Securing Amazon Web Services (AWS) and Simple Storage Service (Amazon S3) Security by David Borland on 11/05/12

Whether a company is using Facebook for marketing purposes or migrating their entire organization's productivity suite to Google Apps, most - if not all - enterprises are operating in the cloud to some degree whether they know it or not. Given the cost savings and collaboration benefits of cloud productivity offerings, it's easy to see why companies are making the switch.

Even the United States federal government is using the cloud. It has moved recovery.gov, the Web site people can use to track spending under 2009ís $787 billion economic stimulus package, to Amazon's Elastic Compute Cloud infrastructure-as-a-service platform.

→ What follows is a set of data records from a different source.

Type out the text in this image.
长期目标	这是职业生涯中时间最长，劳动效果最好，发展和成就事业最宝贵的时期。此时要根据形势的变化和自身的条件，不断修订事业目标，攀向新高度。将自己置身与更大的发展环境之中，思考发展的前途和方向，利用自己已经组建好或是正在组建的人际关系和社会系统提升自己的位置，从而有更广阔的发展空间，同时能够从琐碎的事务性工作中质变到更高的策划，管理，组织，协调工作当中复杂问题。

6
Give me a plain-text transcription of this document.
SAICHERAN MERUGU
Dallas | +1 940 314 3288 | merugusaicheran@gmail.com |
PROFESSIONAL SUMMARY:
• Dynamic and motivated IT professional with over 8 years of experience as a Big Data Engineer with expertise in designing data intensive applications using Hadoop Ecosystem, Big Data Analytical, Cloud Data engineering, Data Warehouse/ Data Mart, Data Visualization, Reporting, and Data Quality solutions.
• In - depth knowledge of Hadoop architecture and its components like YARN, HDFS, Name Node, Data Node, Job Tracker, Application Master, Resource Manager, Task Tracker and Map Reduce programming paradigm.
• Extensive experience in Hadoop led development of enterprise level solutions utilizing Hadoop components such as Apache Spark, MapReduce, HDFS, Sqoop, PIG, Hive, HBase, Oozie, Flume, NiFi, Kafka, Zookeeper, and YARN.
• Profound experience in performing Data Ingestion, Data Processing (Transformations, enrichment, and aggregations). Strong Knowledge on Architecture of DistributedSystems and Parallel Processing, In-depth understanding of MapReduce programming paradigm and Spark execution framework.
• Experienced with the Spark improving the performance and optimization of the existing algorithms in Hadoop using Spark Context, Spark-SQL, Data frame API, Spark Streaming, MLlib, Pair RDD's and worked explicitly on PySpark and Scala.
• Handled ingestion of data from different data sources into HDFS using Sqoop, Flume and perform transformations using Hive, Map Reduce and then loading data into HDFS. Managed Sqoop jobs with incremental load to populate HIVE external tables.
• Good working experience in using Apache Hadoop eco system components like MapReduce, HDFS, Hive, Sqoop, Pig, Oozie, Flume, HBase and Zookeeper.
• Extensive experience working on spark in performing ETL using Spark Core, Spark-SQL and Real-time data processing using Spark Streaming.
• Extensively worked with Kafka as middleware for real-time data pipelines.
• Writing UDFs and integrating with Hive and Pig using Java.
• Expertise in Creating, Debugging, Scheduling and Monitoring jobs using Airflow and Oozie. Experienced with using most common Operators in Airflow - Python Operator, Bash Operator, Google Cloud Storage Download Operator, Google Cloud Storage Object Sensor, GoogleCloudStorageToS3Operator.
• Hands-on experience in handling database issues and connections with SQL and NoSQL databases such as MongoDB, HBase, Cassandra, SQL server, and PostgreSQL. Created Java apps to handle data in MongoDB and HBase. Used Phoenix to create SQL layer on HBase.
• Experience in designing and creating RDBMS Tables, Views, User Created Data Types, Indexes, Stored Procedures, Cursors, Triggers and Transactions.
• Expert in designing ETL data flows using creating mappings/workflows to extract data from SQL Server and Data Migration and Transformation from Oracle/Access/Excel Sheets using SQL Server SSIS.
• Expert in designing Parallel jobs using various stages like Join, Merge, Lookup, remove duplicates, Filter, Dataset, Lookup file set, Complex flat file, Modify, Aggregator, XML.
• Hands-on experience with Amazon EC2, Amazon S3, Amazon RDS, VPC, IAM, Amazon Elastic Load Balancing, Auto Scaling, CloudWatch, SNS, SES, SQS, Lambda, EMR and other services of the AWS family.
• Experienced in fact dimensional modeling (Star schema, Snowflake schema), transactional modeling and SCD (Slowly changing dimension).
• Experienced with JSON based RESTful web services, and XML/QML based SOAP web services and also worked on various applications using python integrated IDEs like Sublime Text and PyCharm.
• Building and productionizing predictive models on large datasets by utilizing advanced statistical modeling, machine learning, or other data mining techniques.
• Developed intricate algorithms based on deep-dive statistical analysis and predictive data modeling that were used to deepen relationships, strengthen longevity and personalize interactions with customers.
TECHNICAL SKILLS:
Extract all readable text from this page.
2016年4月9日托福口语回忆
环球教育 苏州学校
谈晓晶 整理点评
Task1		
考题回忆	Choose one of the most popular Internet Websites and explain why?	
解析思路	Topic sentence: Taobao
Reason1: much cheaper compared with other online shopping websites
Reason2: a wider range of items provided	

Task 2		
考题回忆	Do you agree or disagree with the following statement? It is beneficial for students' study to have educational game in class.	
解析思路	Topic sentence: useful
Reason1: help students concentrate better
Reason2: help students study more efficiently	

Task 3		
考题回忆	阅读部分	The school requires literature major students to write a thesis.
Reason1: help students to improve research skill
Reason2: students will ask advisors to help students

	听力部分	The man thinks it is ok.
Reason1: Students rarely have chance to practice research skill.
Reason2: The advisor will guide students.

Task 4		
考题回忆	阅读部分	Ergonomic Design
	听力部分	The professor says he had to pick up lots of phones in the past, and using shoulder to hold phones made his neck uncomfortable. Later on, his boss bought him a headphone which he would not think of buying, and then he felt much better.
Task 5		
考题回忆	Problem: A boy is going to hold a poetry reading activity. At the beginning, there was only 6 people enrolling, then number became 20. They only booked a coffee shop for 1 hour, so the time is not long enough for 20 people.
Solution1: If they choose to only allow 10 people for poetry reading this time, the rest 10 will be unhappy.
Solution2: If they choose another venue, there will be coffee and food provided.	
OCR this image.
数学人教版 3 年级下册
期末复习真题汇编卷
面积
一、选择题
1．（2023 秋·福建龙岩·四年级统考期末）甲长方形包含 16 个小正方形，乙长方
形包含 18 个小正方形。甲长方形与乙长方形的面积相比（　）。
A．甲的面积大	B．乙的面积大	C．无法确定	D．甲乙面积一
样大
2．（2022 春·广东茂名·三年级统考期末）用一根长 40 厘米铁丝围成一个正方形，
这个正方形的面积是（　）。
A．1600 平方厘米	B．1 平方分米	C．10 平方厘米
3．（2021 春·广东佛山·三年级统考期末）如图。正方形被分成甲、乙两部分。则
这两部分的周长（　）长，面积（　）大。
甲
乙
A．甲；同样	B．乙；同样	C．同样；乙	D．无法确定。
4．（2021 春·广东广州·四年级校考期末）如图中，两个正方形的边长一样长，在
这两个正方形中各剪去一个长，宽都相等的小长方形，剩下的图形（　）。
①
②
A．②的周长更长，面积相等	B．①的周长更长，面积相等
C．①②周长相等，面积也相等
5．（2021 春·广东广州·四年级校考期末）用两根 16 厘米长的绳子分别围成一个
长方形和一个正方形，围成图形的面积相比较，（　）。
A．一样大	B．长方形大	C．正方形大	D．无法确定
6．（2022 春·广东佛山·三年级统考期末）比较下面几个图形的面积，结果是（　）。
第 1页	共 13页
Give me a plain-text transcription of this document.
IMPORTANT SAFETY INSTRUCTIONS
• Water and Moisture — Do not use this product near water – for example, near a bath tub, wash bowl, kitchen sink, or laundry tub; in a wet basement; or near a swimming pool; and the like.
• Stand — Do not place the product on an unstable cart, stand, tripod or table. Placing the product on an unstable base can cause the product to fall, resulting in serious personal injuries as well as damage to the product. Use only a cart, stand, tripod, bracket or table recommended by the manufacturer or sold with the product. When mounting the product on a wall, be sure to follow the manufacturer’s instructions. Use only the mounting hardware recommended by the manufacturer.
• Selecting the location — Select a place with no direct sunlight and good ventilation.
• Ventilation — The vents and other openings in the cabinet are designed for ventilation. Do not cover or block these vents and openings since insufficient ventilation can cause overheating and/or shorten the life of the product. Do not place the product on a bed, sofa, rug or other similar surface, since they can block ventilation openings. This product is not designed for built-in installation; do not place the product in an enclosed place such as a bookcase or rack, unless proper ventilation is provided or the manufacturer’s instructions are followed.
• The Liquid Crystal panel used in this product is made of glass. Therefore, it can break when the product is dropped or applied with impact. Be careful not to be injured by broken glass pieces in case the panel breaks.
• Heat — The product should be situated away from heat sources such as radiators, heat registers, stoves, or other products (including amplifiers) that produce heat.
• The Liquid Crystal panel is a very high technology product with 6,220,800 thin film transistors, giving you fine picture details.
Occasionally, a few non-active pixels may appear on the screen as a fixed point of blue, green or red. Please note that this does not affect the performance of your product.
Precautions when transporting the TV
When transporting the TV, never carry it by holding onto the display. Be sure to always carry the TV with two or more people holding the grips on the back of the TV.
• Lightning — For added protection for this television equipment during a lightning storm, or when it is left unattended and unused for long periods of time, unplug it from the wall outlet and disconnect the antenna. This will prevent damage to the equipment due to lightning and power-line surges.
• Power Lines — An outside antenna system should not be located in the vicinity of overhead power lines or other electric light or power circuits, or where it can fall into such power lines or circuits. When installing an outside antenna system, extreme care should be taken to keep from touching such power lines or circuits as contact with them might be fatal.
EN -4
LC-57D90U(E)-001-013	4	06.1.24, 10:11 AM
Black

'As the world's largest consumer of information technology and as stewards of taxpayer dollars, the U.S. federal government has a duty to be a leader in pioneering the use of new technologies that are more efficient and economical,' Kundra said in a blog post aimed squarely at federal agencies. 'By using cloud services, the federal government will gain access to powerful technology resources faster and at lower costs. This frees us to focus on mission-critical tasks instead of purchasing, configuring, and maintaining redundant infrastructure.'[1]

Cloud Computing is becoming next stage platform in the evolution of the internet. It provides customers an enhanced and efficient way to store data in the cloud with different ranges of capabilities and applications.

The one downside to this migration is that organizations are trusting cloud platforms to sensitive information without a full understanding of the data security implications.